Sunday, April 26, 2020

Card Of The Week April 26

Let's file this under "things I think about while avoiding more serious questions"...

When the NPB season will begin this year still remains an open question.  It won't begin until sometime in June at the earliest.  The most recent thing I heard was that the league was still going to attempt to have each team play 125 games - basically their original number of games minus the 18 interleague games.  This seems somewhat aggressive to me - I suspect that the number of games will turn out to be more like 100 or so per team, unless NPB either schedules Monday games or doubleheaders.  Obviously I'll take whatever I can get under the circumstances.  I expect we'll have more NPB games than MLB games this year.

I've been monitoring Takeya Nakamura's progress towards 500 home runs for the past few seasons and I'm wondering how much an abbreviated schedule is going to affect the likelihood of him reaching this milestone.  He's 36 years old (and will turn 37 in August) and is 85 home runs away from 500 home runs.  He's been remarkably productive over the past few years despite having somewhat diminished playing time - he's averaged almost 30 home runs a season in the seven seasons since he turned 30 despite only playing in over 120 games in two of those seasons (he's averaged 117 games a year over that time).  Even if the Lions somehow end up playing 125 games this year I figure he will not play in all of them.  A schedule of double headers and no off days will be tough on all the players and especially an older one with a history of nagging injuries.  I was worried already that his production was going to diminish over the next few seasons and this will probably put a further crimp in it. 
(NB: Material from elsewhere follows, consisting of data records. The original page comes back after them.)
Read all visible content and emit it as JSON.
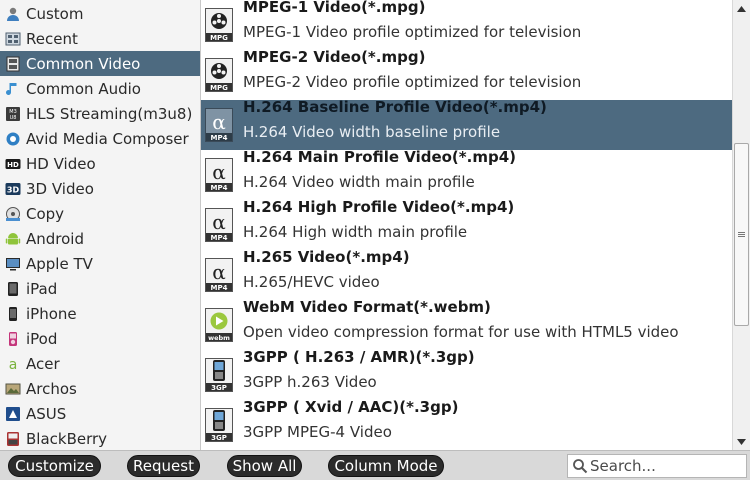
{
  "sidebar": {
    "items": [
      {
        "label": "Custom",
        "icon": "user-icon"
      },
      {
        "label": "Recent",
        "icon": "recent-icon"
      },
      {
        "label": "Common Video",
        "icon": "film-icon",
        "selected": true
      },
      {
        "label": "Common Audio",
        "icon": "music-note-icon"
      },
      {
        "label": "HLS Streaming(m3u8)",
        "icon": "m3u8-icon"
      },
      {
        "label": "Avid Media Composer",
        "icon": "avid-icon"
      },
      {
        "label": "HD Video",
        "icon": "hd-icon"
      },
      {
        "label": "3D Video",
        "icon": "3d-icon"
      },
      {
        "label": "Copy",
        "icon": "copy-icon"
      },
      {
        "label": "Android",
        "icon": "android-icon"
      },
      {
        "label": "Apple TV",
        "icon": "apple-tv-icon"
      },
      {
        "label": "iPad",
        "icon": "ipad-icon"
      },
      {
        "label": "iPhone",
        "icon": "iphone-icon"
      },
      {
        "label": "iPod",
        "icon": "ipod-icon"
      },
      {
        "label": "Acer",
        "icon": "acer-icon"
      },
      {
        "label": "Archos",
        "icon": "archos-icon"
      },
      {
        "label": "ASUS",
        "icon": "asus-icon"
      },
      {
        "label": "BlackBerry",
        "icon": "blackberry-icon"
      }
    ]
  },
  "formats": [
    {
      "title": "MPEG-1 Video(*.mpg)",
      "desc": "MPEG-1 Video profile optimized for television",
      "icon": "mpg-icon",
      "badge": "MPG"
    },
    {
      "title": "MPEG-2 Video(*.mpg)",
      "desc": "MPEG-2 Video profile optimized for television",
      "icon": "mpg-icon",
      "badge": "MPG"
    },
    {
      "title": "H.264 Baseline Profile Video(*.mp4)",
      "desc": "H.264 Video width baseline profile",
      "icon": "mp4-icon",
      "badge": "MP4",
      "selected": true
    },
    {
      "title": "H.264 Main Profile Video(*.mp4)",
      "desc": "H.264 Video width main profile",
      "icon": "mp4-icon",
      "badge": "MP4"
    },
    {
      "title": "H.264 High Profile Video(*.mp4)",
      "desc": "H.264 High width main profile",
      "icon": "mp4-icon",
      "badge": "MP4"
    },
    {
      "title": "H.265 Video(*.mp4)",
      "desc": "H.265/HEVC video",
      "icon": "mp4-icon",
      "badge": "MP4"
    },
    {
      "title": "WebM Video Format(*.webm)",
      "desc": "Open video compression format for use with HTML5 video",
      "icon": "webm-icon",
      "badge": "webm"
    },
    {
      "title": "3GPP ( H.263 / AMR)(*.3gp)",
      "desc": "3GPP h.263 Video",
      "icon": "3gp-icon",
      "badge": "3GP"
    },
    {
      "title": "3GPP ( Xvid / AAC)(*.3gp)",
      "desc": "3GPP MPEG-4 Video",
      "icon": "3gp-icon",
      "badge": "3GP"
    }
  ],
  "toolbar": {
    "customize_label": "Customize",
    "request_label": "Request",
    "show_all_label": "Show All",
    "column_mode_label": "Column Mode"
  },
  "search": {
    "placeholder": "Search...",
    "value": ""
  },
  "colors": {
    "selection": "#4d6a80",
    "pill_button": "#2b2b2b",
    "bottom_bar": "#d9d9d9"
  }
}
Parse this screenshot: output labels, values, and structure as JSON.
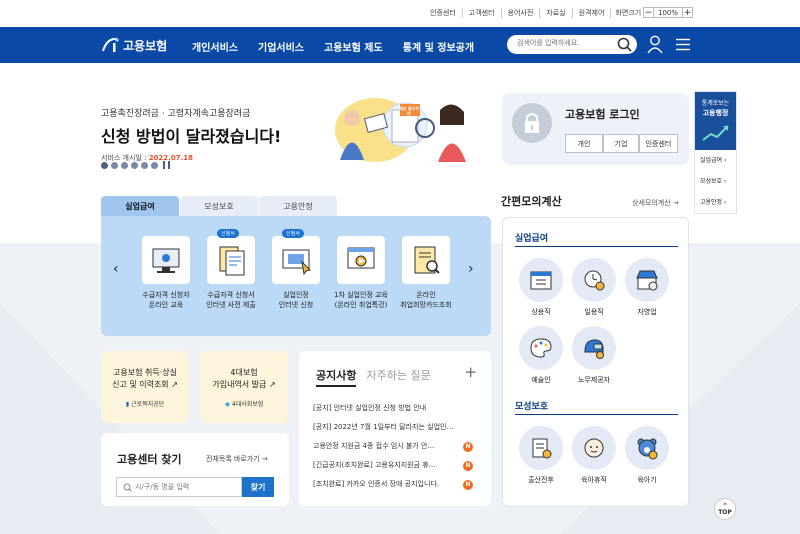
{
  "utility": [
    "인증센터",
    "고객센터",
    "용어사전",
    "자료실",
    "원격제어",
    "화면크기"
  ],
  "zoom": {
    "minus": "−",
    "value": "100%",
    "plus": "+"
  },
  "logo": {
    "text": "고용보험"
  },
  "gnb": [
    "개인서비스",
    "기업서비스",
    "고용보험 제도",
    "통계 및 정보공개"
  ],
  "search": {
    "placeholder": "검색어를 입력하세요."
  },
  "hero": {
    "sub": "고용촉진장려금 · 고령자계속고용장려금",
    "title": "신청 방법이 달라졌습니다!",
    "date_label": "서비스 개시일 : ",
    "date": "2022.07.18",
    "illust_sign": "예상 접수처리"
  },
  "login": {
    "title": "고용보험 로그인",
    "buttons": [
      "개인",
      "기업",
      "인증센터"
    ]
  },
  "side_banner": {
    "top_line1": "통계로보는",
    "top_line2": "고용행정",
    "links": [
      "실업급여",
      "모성보호",
      "고용안정"
    ]
  },
  "tabs": [
    "실업급여",
    "모성보호",
    "고용안정"
  ],
  "services": [
    {
      "badge": "",
      "label1": "수급자격 신청자",
      "label2": "온라인 교육"
    },
    {
      "badge": "신청서",
      "label1": "수급자격 신청서",
      "label2": "인터넷 사전 제출"
    },
    {
      "badge": "신청서",
      "label1": "실업인정",
      "label2": "인터넷 신청"
    },
    {
      "badge": "",
      "label1": "1차 실업인정 교육",
      "label2": "(온라인 취업특강)"
    },
    {
      "badge": "",
      "label1": "온라인",
      "label2": "취업희망카드조회"
    }
  ],
  "cards": {
    "c1_line1": "고용보험 취득·상실",
    "c1_line2": "신고 및 이력조회",
    "c1_org": "근로복지공단",
    "c2_line1": "4대보험",
    "c2_line2": "가입내역서 발급",
    "c2_org": "4대사회보험"
  },
  "center": {
    "title": "고용센터 찾기",
    "link": "전체목록 바로가기",
    "placeholder": "시/구/동 명을 입력",
    "button": "찾기"
  },
  "notice": {
    "tab1": "공지사항",
    "tab2": "자주하는 질문",
    "plus": "+",
    "items": [
      {
        "text": "[공지] 인터넷 실업인정 신청 방법 안내",
        "new": ""
      },
      {
        "text": "[공지] 2022년 7월 1일부터 달라지는 실업인…",
        "new": ""
      },
      {
        "text": "고용안정 지원금 4종 접수 임시 불가 안…",
        "new": "N"
      },
      {
        "text": "[긴급공지(조치완료] 고용유지지원금 휴…",
        "new": "N"
      },
      {
        "text": "[조치완료] 카카오 인증서 장애 공지입니다.",
        "new": "N"
      }
    ]
  },
  "calc": {
    "title": "간편모의계산",
    "link": "상세모의계산",
    "sec1": "실업급여",
    "sec1_items": [
      "상용직",
      "일용직",
      "자영업",
      "예술인",
      "노무제공자"
    ],
    "sec2": "모성보호",
    "sec2_items": [
      "출산전후",
      "육아휴직",
      "육아기"
    ]
  },
  "top": "TOP"
}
As I've mentioned before, if Nakamura doesn't reach 500 home runs, I don't know who might.  The most home runs by any active player under 30 years of age is Tetsuto Yamada with 202.  If he stays in Japan he's certainly could make a run at it (especially if he continues playing in Jingu Stadium) but obviously he's a long way off.

Here's a card of Nakamura from the 2004 BBM Lions set (#58):


1 comment:

Sean said...

That's an interesting question, not just in NPB but also MLB. A few years from now we might be looking back at 2020 and tallying up how much it cost certain players/teams in stats, like with the 1994 strike. I'm curious if Nakamura's 500 HRs will be one of the casualties!